FOR Bill and Hillary Rodham Clinton, this is the main event.
The budget deficit, reinventing government, free trade with Mexico - these become just so much background chatter on ``Crossfire'' or ``The McLaughlin Group'' compared with health care.
Americans care in a very personal way about the health-care system, and at least 9 in 10, according to Gallup surveys, believe it is in crisis.
The crisis is not a health problem but a money problem.
Although some 37 million Americans have no health insurance at any given moment, most of those people have access to the most advanced, high-quality medical care in the world when they seek it. But seeking it without the right insurance coverage at the right moment can mean financial devastation.

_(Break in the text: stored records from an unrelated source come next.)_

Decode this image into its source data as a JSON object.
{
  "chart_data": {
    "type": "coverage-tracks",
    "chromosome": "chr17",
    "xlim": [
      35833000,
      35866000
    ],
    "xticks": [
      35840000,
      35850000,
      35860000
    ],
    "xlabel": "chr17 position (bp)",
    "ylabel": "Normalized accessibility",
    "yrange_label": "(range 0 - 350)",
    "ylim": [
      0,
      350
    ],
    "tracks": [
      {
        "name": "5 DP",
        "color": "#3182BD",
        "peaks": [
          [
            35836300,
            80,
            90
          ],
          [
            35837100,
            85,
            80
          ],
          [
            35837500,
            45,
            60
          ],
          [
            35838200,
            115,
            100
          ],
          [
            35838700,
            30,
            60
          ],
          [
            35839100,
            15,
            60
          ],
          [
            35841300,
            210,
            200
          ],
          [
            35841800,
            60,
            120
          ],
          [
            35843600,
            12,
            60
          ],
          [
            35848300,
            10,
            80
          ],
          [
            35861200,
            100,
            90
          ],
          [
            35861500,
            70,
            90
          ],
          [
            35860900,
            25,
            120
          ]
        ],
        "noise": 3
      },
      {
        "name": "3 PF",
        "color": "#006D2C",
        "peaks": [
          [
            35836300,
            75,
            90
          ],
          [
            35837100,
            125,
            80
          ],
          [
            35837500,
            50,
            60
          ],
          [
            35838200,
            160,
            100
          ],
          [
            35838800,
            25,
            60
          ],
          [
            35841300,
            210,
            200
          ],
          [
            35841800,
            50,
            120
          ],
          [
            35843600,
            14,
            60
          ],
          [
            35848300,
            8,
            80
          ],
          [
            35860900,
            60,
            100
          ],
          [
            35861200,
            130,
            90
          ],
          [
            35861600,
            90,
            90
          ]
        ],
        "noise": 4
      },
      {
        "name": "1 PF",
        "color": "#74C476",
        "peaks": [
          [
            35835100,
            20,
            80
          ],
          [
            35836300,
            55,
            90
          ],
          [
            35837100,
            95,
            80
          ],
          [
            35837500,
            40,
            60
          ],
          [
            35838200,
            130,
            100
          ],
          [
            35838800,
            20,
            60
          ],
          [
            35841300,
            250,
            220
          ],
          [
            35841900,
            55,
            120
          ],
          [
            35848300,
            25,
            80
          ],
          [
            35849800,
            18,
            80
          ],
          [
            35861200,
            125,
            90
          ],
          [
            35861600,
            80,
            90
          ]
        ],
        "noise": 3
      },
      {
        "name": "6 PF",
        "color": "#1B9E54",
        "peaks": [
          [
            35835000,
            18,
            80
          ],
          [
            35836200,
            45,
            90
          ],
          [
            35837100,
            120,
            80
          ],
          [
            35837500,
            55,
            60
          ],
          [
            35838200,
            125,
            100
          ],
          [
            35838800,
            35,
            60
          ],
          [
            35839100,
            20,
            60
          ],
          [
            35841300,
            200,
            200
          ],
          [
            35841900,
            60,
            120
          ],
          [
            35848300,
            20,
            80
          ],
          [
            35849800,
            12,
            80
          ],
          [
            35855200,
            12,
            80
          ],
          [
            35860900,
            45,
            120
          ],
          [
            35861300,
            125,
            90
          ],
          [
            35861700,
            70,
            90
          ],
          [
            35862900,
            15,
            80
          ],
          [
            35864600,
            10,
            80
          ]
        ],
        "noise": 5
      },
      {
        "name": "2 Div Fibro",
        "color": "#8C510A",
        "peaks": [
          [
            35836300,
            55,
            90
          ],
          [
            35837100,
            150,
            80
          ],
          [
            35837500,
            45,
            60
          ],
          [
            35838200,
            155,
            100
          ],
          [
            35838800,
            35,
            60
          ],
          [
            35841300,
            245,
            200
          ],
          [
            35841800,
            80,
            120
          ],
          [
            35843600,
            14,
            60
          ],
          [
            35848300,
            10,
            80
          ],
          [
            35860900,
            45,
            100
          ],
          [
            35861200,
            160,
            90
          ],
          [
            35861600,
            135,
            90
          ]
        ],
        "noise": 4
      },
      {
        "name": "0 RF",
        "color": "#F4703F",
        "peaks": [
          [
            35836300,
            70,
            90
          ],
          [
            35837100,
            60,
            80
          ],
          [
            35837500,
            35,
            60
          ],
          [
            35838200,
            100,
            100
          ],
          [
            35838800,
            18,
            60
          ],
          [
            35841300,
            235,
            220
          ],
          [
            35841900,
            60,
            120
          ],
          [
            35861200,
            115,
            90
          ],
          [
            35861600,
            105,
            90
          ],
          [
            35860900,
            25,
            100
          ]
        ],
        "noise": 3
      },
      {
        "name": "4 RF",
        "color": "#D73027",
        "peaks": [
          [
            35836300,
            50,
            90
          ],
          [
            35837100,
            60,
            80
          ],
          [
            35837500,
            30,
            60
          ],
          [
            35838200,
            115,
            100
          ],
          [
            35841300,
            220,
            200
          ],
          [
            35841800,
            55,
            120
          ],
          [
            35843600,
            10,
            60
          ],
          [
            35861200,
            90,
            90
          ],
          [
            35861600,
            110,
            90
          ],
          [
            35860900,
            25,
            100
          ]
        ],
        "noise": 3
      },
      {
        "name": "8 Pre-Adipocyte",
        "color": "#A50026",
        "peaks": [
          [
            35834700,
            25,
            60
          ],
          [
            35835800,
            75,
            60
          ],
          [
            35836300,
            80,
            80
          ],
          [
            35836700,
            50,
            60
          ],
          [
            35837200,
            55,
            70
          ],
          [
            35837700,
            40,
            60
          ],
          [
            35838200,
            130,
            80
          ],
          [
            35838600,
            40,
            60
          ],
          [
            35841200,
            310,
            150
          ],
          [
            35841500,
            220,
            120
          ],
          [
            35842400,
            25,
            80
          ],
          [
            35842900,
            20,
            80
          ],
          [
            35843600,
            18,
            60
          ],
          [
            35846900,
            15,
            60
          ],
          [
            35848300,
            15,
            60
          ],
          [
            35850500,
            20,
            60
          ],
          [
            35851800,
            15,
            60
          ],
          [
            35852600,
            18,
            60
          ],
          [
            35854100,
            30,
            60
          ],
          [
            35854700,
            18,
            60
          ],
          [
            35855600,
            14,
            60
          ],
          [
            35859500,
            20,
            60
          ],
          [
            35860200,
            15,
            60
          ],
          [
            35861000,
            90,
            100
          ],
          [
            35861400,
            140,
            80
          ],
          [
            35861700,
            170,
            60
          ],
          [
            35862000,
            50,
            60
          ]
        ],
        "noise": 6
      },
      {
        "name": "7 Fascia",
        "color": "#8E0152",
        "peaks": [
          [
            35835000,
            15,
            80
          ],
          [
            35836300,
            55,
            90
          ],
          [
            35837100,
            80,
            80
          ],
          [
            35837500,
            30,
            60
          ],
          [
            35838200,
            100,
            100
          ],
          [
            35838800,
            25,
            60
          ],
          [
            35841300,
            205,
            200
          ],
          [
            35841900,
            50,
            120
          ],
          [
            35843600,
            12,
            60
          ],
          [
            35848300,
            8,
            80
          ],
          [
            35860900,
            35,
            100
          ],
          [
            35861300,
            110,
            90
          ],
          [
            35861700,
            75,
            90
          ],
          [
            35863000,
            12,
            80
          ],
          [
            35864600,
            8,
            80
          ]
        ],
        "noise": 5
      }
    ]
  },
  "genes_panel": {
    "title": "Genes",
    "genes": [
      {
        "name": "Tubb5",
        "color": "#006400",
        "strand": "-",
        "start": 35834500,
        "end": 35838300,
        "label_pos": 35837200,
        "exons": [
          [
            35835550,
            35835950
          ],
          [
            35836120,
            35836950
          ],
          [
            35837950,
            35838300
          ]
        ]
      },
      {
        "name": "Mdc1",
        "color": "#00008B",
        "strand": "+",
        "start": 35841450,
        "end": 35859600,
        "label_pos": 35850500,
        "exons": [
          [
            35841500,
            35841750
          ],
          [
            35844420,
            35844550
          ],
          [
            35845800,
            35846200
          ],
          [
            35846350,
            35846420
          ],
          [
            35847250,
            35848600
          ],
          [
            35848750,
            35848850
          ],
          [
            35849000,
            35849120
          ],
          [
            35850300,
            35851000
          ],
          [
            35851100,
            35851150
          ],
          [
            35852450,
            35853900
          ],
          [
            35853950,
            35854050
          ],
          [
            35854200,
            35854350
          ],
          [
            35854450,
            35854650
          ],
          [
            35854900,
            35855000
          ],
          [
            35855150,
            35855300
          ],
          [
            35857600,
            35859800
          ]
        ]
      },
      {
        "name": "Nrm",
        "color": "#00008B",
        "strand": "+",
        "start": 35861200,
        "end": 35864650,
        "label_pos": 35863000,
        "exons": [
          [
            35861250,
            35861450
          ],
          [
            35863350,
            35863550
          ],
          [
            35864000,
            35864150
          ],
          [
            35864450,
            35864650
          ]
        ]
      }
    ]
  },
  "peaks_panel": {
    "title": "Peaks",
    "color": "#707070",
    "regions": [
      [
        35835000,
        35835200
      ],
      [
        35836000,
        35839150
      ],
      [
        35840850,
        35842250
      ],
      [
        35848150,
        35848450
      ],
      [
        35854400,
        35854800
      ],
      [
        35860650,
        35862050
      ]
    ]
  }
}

As many as 1 in 5 Americans was uninsured at some point during the past year, and surveys indicate that an equal number would like to change jobs except for fear they would lose their health insurance. For most, health care is nearly synonymous with medical care, and the mortgage-busting size of medical bills makes insurance a lifeline.
The relentless escalation of health-care costs is the driving force behind other American problems as well.
The rising cost to employers of health benefits is credited as a major factor holding down cash wages for the past two decades.
The fastest growing costs behind the still out-of-control federal budget deficit are health-care costs under the Medicare and Medicaid programs. These programs are the main reason why the deficit is projected to continue rising ever higher after 1998.
Medicaid is also driving state budgets hard, abetted by prison-building, the second fastest-growing state budget drain.
Health care is also a growing weight on American businesses competing in world markets. Nearly $1 in $7 produced in this country supports the health-care system, and that share is rising toward $1 in $5 by the turn of the century, according to Congressional Budget Office forecasts.
Since much of that cost is paid by employers, it becomes a labor cost handicapping the competitiveness of American industry. Health-care costs as a share of gross domestic product are beginning to escalate in other advanced countries as well, but Americans pay at least a third more of their output than Canadians, who have the second-costliest system.
If the Clinton administration can make a noticeable dent in this problem, voters are apt to take notice.
So why are health-care costs so high in the United States?
* Many experts estimate that about half of the cost increases are due to crack new medical technologies, often very expensive to develop and to use.
* The health-care system thwarts some market forces that might hold down costs. Health benefits are tax-free to employers and employees, so the fiscal impact is softened. And the users of health care are seldom the payers of the bill. Individuals generally make health-care choices, while insurance companies pay the bills and employers pay the insurance premiums.
* Americans run up tremendous costs by trying to save everyone always. Technology is often employed to temporarily help very low birth-weight babies with little chance of survival or to add a few ultra-expensive months to the life of the aged and infirm. Most other countries make less heroic, and less expensive, choices as a matter of course.
* Finally, the US is unique among industrialized countries in the degree that its people's behavior causes medical problems. The homicide rate is five to seven times higher than in Europe, and for every fatal shooting, a hundred people with gunshot wounds enter emergency wards. Infant mortality is twice the rate of Japan - a phenomenon linked to poor prenatal care, unwed motherhood, and smoking.
The plan Mr. Clinton will propose next week addresses foremost the insecurity of individual Americans.
By 1998, health-insurance coverage will be universal under the Clinton proposal, guaranteeing a package of benefits equal to about the median package that Americans now hold.
The effort to control costs will come from several directions. Large geographical agencies will negotiate with insurers to offer consumers a range of choices. The clout of these health alliances is calculated to create efficiencies and force insurers to offer attractive deals. Consumers will pay 20 percent of the premium costs, giving them an inventive to shop. If that does not work, Clinton is also proposing to cap increases in insurance premiums, in effect controlling the spigot that feeds the entire system.